Measure for Pleasure at Woolly Mammoth

Of all the marketing I've seen this season, it must be said the ads for Measure for Pleasure are among the most distinctively straightforward out there. What does the poster promise that an evening at Woolly Mammoth will provide? BOOBS. And boobs in period dress, no less! This is gloriously true, but there's so much more to be had in Howard Shalwitz's wonderful production of David Grimm's version of an unexpurgated Restoration comedy.

It's actually quite difficult to put a label on this play- it poses as Restoration, but it was written in the twenty-first century and is actually set a good hundred years AFTER Charles II started cavorting in St. James's Park. The play takes an utterly contemporary story and masks it in the guise of Long Ago and Far Away, but we are none of us fooled. We know these people. We know this STORY, and that's only ever a good thing. The love stories that anchor the plot follow a basic romantic outline of highs, lows, and pitfalls before the Happily Ever After is reached, even if the trappings are a little unusual.

What jumps out to make these couplings stand out from the ordinary? Before I speak/type a WORD about the plot or characters, let me praise the name of Helen Q. Huang, costume designer for the production. Her designs are PHENOMENAL. It's period dress seen through a lens of marzipan candy and contemporary chic. I LOVED the look she brought to the production THIS MUCH. If you want a sample, go to the Woolly website here and check out the gallery.
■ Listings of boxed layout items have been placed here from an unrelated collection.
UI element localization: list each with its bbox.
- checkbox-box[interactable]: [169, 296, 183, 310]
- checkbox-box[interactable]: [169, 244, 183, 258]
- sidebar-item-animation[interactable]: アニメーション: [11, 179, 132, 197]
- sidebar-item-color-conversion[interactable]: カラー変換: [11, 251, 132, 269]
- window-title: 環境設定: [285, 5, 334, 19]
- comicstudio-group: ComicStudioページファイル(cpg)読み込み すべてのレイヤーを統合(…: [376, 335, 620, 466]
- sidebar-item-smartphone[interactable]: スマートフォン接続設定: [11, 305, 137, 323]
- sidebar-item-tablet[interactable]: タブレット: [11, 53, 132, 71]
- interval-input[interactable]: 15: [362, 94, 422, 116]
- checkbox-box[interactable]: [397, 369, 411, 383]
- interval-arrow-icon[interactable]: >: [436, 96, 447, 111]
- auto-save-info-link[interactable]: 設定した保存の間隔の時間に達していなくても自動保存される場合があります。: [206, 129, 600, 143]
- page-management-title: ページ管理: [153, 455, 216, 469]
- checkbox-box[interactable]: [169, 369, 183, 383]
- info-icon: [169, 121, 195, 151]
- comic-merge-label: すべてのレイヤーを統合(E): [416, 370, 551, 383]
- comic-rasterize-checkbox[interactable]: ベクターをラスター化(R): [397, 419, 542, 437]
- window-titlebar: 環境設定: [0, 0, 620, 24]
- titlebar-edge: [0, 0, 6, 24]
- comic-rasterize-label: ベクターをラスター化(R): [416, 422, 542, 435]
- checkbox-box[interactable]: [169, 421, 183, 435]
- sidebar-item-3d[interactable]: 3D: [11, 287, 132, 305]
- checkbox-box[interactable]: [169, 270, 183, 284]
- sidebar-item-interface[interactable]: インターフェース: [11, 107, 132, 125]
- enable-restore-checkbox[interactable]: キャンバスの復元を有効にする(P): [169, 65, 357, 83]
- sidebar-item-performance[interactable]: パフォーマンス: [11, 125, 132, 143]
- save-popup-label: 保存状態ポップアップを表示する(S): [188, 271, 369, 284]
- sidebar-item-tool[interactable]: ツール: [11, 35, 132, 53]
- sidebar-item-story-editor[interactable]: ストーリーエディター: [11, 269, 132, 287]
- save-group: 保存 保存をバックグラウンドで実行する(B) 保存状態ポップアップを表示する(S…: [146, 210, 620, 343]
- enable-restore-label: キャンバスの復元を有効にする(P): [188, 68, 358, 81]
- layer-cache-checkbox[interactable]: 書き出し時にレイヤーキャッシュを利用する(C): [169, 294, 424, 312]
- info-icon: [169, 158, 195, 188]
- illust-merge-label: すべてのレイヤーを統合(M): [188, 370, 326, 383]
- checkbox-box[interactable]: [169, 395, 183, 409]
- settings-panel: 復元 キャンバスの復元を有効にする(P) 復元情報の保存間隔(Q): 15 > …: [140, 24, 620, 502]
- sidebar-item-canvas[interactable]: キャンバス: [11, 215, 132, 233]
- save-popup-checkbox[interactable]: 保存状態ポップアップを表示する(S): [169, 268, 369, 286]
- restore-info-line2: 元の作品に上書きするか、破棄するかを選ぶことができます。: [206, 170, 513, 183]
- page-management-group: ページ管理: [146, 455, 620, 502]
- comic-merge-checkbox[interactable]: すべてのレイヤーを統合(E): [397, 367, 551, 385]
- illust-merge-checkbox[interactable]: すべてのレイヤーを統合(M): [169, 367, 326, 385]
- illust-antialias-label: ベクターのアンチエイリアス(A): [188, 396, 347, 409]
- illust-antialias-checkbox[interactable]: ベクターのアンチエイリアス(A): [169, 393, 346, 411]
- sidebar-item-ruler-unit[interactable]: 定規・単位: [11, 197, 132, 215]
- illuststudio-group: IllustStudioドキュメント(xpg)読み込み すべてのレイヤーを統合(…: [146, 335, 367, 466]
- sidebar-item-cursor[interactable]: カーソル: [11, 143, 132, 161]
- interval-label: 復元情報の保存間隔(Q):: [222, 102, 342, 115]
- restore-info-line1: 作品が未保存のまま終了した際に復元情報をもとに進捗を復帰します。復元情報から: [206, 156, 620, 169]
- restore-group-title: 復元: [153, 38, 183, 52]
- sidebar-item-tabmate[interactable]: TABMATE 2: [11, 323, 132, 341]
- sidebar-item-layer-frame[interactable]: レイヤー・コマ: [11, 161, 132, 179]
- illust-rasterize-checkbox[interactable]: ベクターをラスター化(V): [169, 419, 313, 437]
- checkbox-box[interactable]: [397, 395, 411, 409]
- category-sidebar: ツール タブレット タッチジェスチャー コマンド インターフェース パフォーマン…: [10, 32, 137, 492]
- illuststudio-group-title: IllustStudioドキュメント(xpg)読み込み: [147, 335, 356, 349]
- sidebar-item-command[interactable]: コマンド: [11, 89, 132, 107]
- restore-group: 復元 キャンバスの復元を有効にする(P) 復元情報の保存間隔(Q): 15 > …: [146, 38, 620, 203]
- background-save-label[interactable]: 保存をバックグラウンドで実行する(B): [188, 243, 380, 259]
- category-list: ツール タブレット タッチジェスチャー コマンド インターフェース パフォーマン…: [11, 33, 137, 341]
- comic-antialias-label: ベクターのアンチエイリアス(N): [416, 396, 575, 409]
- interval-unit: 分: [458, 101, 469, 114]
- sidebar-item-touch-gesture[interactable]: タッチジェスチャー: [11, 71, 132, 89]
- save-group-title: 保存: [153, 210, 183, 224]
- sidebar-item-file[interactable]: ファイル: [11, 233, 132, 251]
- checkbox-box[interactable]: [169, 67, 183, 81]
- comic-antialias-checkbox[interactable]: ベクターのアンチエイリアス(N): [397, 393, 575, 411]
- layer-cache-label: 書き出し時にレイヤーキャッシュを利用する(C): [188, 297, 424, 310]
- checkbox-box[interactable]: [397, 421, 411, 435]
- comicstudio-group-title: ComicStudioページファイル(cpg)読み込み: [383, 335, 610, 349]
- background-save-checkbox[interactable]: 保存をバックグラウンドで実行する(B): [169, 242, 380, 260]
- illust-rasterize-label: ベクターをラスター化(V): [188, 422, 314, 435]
The cast of characters fall into three romantic pairings and the standard issue desiccated guardian of the Ingenue. I shall take a moment here to give a shout out to the fabulous Kimberly Scharf as said Guardian: the dour Dame Stickle. She is never less than hilarious when she's onstage, and in a production that's filled with laughter, those that she provides are among the best.

Actually, it's quite a night for the ladies in the cast. Jennifer Mendenhall is magnificent as the aging Lady Vanity Lustforth, desperate for the waning attentions of her loutish husband, Sir Peter (Doug Brown). Her performance left me reeling, sometimes from laughter, but also from a particularly heartbreaking scene with Andrew Honeycutt's Molly.

Honeycutt's crossdressing (and aptly named) Molly was another high point for me, as was his entire storyline. Honeycutt plays a wonderful, world-weary outrageousness and reveals a surprisingly tender and fragile heart in a particularly touching loveplot with Joel Reuben Ganz's (also very, very good) Will Blunt. Need I issue a SPOILERALERT! to say that, of all the happy endings each couple will inevitably reach by the finale, theirs was the one that made me want to clap my hands with delight? (Don't laugh, it's been known to happen.)

Kimberly Gilbert, last seen being AMAZING in The K of D, is fabulous as ever as our ingenue, Hermione Goode. I promise you here and now: you will NOT be able to keep from laughing as SOON as she walks onstage. She is SUCH a master of physical comedy and has perfected a series of delightful mannerisms that kept me giggling all night.


I should be very clear on this: the boobs do not lie. Woolly's warning on the website reads:

NOTE: Contains lewd language and sublimely sexual situations.
(you might be turned off…or turned on.)

This is a bawdy, outrageous show. You MUST be prepared and if dirty jokes and innuendo and sight jokes with sex toys aren't your thing, you will probably want to look elsewhere for an evening's entertainment.

But if you ARE ready for a night spent snickering with the sophistication of an adolescent male at all the fun that can be had with a notorious rake named Captain Dick Dashwood as one of your leading men, then you might well be up for Measure. If you want to catch some brilliant work by some of DC's finest actresses, then you should LEAP at the chance to see Measure. As directed by Woolly's own Howard Shalwitz, it is indeed a pleasure and not to be missed.

I give it an OH MY GOD GO NOWWWWWWWWW rating.